Much of the difference of opinion over the constitutionality of the individual insurance mandate turns on a difference of opinion about the appropriate baseline for evaluating Congressional power. For 60 years, law professors taught that Congress had unlimited discretion with respect to using its commerce power to regulate the national economy. They held this view notwithstanding that the Supreme Court had never ennunciated such a position and that we now know that some Justices on the New Deal Court considered doing so in Wickard but declined to pull that trigger. Virtually all “progressive” academics — and many, if not most, “conservatives” whose constitutional views were formed before 1995 — accepted and continue to accept this proposition as the baseline against which Congressional legislation was to be assessed.
Regardless of whether this was ever the baseline accepted by the Supreme Court, in 1995, the Supreme Court arguably (more on this in a moment) rejected it in favor of another: Congress has discretion with respect to all the powers that have been upheld up to that point, but any claim of implied Congressional power beyond that point was constitutionally suspect. Because Congress had never before attempted to regulate wholly intrastate noneconomic activity, a majority of the Court in Lopez and again in Morrison (over the empassioned dissent of those Justices who hewed to the other baseline) said it would not recognize this new extension of power. Raich can be understood as an effort to restrain Congress from exercising a power it had long used: the power to regulate the intrastate cultivation, possession and distribution of an intoxicating substance. It can also be understood as an effort to sustain an “as applied” challenge to a facially constitutional exercise of the commerce power, and no such challenge had ever before succeeded.
Since Lopez and Morrison have now become fixed poles of constitutional decision, there are two competing readings of these cases depending on which baseline one holds. Those who continue to hold the baseline of unlimited Congressional discretion – whose politics can be progressive or conservative – construe Lopez and Morrison as identifying a relatively narrow exception to this power. Since the individual insurance mandate does not clearly fall within this exception, it is therefore deemed by them to be clearly constitutional. This is why, I believe, so many constitutional law professors thought this case was so easy.
In contrast, those who interpret Chief Justice Rehnquist’s opinions in Lopez and Morrison as rejecting that baseline in favor of the position that Congress may go as far as it has gone in the past, but no farther view the mandate quite differently. Because the power to require all citizens to enter into contracts with private companies is a new or “unprecedented” claim of power, it is at minimum constitutionally suspect and at maximum unconstitutional. Given the baseline, the burden is on the government to justify this expansion of federal power as both necessary and proper. As important, there must be some identifiable and judicially administable limit on its exercise.
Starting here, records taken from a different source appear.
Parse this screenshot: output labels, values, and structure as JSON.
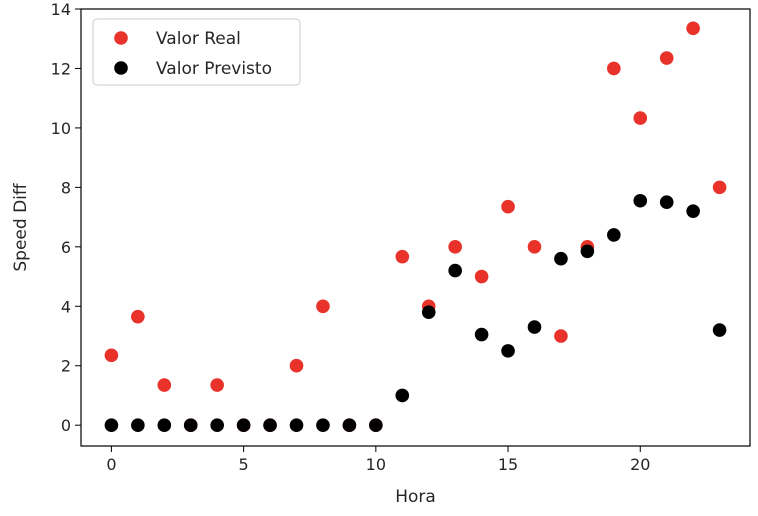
{
  "chart_data": {
    "type": "scatter",
    "title": "",
    "xlabel": "Hora",
    "ylabel": "Speed Diff",
    "xlim": [
      -1.15,
      24.15
    ],
    "ylim": [
      -0.7,
      14
    ],
    "xticks": [
      0,
      5,
      10,
      15,
      20
    ],
    "yticks": [
      0,
      2,
      4,
      6,
      8,
      10,
      12,
      14
    ],
    "legend_position": "top-left",
    "grid": false,
    "x": [
      0,
      1,
      2,
      3,
      4,
      5,
      6,
      7,
      8,
      9,
      10,
      11,
      12,
      13,
      14,
      15,
      16,
      17,
      18,
      19,
      20,
      21,
      22,
      23
    ],
    "series": [
      {
        "name": "Valor Real",
        "color": "#e8322a",
        "values": [
          2.35,
          3.65,
          1.35,
          0,
          1.35,
          0,
          0,
          2.0,
          4.0,
          0,
          0,
          5.67,
          4.0,
          6.0,
          5.0,
          7.35,
          6.0,
          3.0,
          6.0,
          12.0,
          10.33,
          12.35,
          13.35,
          8.0
        ]
      },
      {
        "name": "Valor Previsto",
        "color": "#000000",
        "values": [
          0,
          0,
          0,
          0,
          0,
          0,
          0,
          0,
          0,
          0,
          0,
          1.0,
          3.8,
          5.2,
          3.05,
          2.5,
          3.3,
          5.6,
          5.85,
          6.4,
          7.55,
          7.5,
          7.2,
          3.2
        ]
      }
    ]
  }
}
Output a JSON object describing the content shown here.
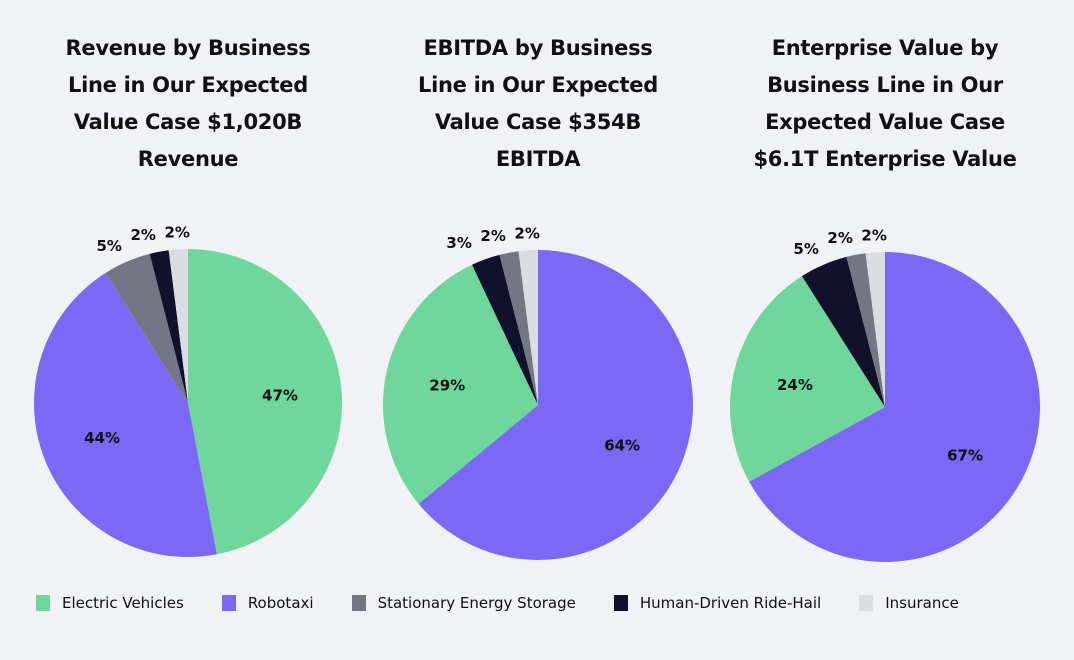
{
  "chart_data": [
    {
      "type": "pie",
      "title": "Revenue by Business Line in Our Expected Value Case $1,020B Revenue",
      "title_lines": [
        "Revenue by Business",
        "Line in Our Expected",
        "Value Case $1,020B",
        "Revenue"
      ],
      "slices": [
        {
          "category": "Electric Vehicles",
          "value": 47,
          "label": "47%"
        },
        {
          "category": "Robotaxi",
          "value": 44,
          "label": "44%"
        },
        {
          "category": "Stationary Energy Storage",
          "value": 5,
          "label": "5%"
        },
        {
          "category": "Human-Driven Ride-Hail",
          "value": 2,
          "label": "2%"
        },
        {
          "category": "Insurance",
          "value": 2,
          "label": "2%"
        }
      ]
    },
    {
      "type": "pie",
      "title": "EBITDA by Business Line in Our Expected Value Case $354B EBITDA",
      "title_lines": [
        "EBITDA by Business",
        "Line in Our Expected",
        "Value Case $354B",
        "EBITDA"
      ],
      "slices": [
        {
          "category": "Robotaxi",
          "value": 64,
          "label": "64%"
        },
        {
          "category": "Electric Vehicles",
          "value": 29,
          "label": "29%"
        },
        {
          "category": "Human-Driven Ride-Hail",
          "value": 3,
          "label": "3%"
        },
        {
          "category": "Stationary Energy Storage",
          "value": 2,
          "label": "2%"
        },
        {
          "category": "Insurance",
          "value": 2,
          "label": "2%"
        }
      ]
    },
    {
      "type": "pie",
      "title": "Enterprise Value by Business Line in Our Expected Value Case $6.1T Enterprise Value",
      "title_lines": [
        "Enterprise Value by",
        "Business Line in Our",
        "Expected Value Case",
        "$6.1T Enterprise Value"
      ],
      "slices": [
        {
          "category": "Robotaxi",
          "value": 67,
          "label": "67%"
        },
        {
          "category": "Electric Vehicles",
          "value": 24,
          "label": "24%"
        },
        {
          "category": "Human-Driven Ride-Hail",
          "value": 5,
          "label": "5%"
        },
        {
          "category": "Stationary Energy Storage",
          "value": 2,
          "label": "2%"
        },
        {
          "category": "Insurance",
          "value": 2,
          "label": "2%"
        }
      ]
    }
  ],
  "legend": {
    "placement": "bottom",
    "items": [
      {
        "label": "Electric Vehicles",
        "color": "#6fd69c"
      },
      {
        "label": "Robotaxi",
        "color": "#7b68f5"
      },
      {
        "label": "Stationary Energy Storage",
        "color": "#737685"
      },
      {
        "label": "Human-Driven Ride-Hail",
        "color": "#10112a"
      },
      {
        "label": "Insurance",
        "color": "#dcdde3"
      }
    ]
  }
}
Ultimately, it will be up to the individual Justices to decide which baseline they wish to employ. Do Lopez and Morrison represent merely symbolic “sport” cases as so many academics now believe? Or did these cases (along with cases such as New York, Printz and Alden) establish a post-New Deal baseline (“this far and no farther”) beyond which Congress may not go without meeting a serious burden of justification? Because this case will tell us which baseline the Roberts Court wishes to affirm for the future, it is both a very big deal and not all that easy to predict simply on the basis of prior cases and doctrines. If the Roberts Court adopts the first baseline, however, it will not only be repudiating what I believe to be the best reading of the Rehnquist Court’s landmark decisions establishing the so-called New Federalism, it will finally be doing what even the New Deal Court could not bring itself to do. Regardless of how they eventually rule, one can well understand why the Court would feel the need for 3 days of oral argument to consider this decision.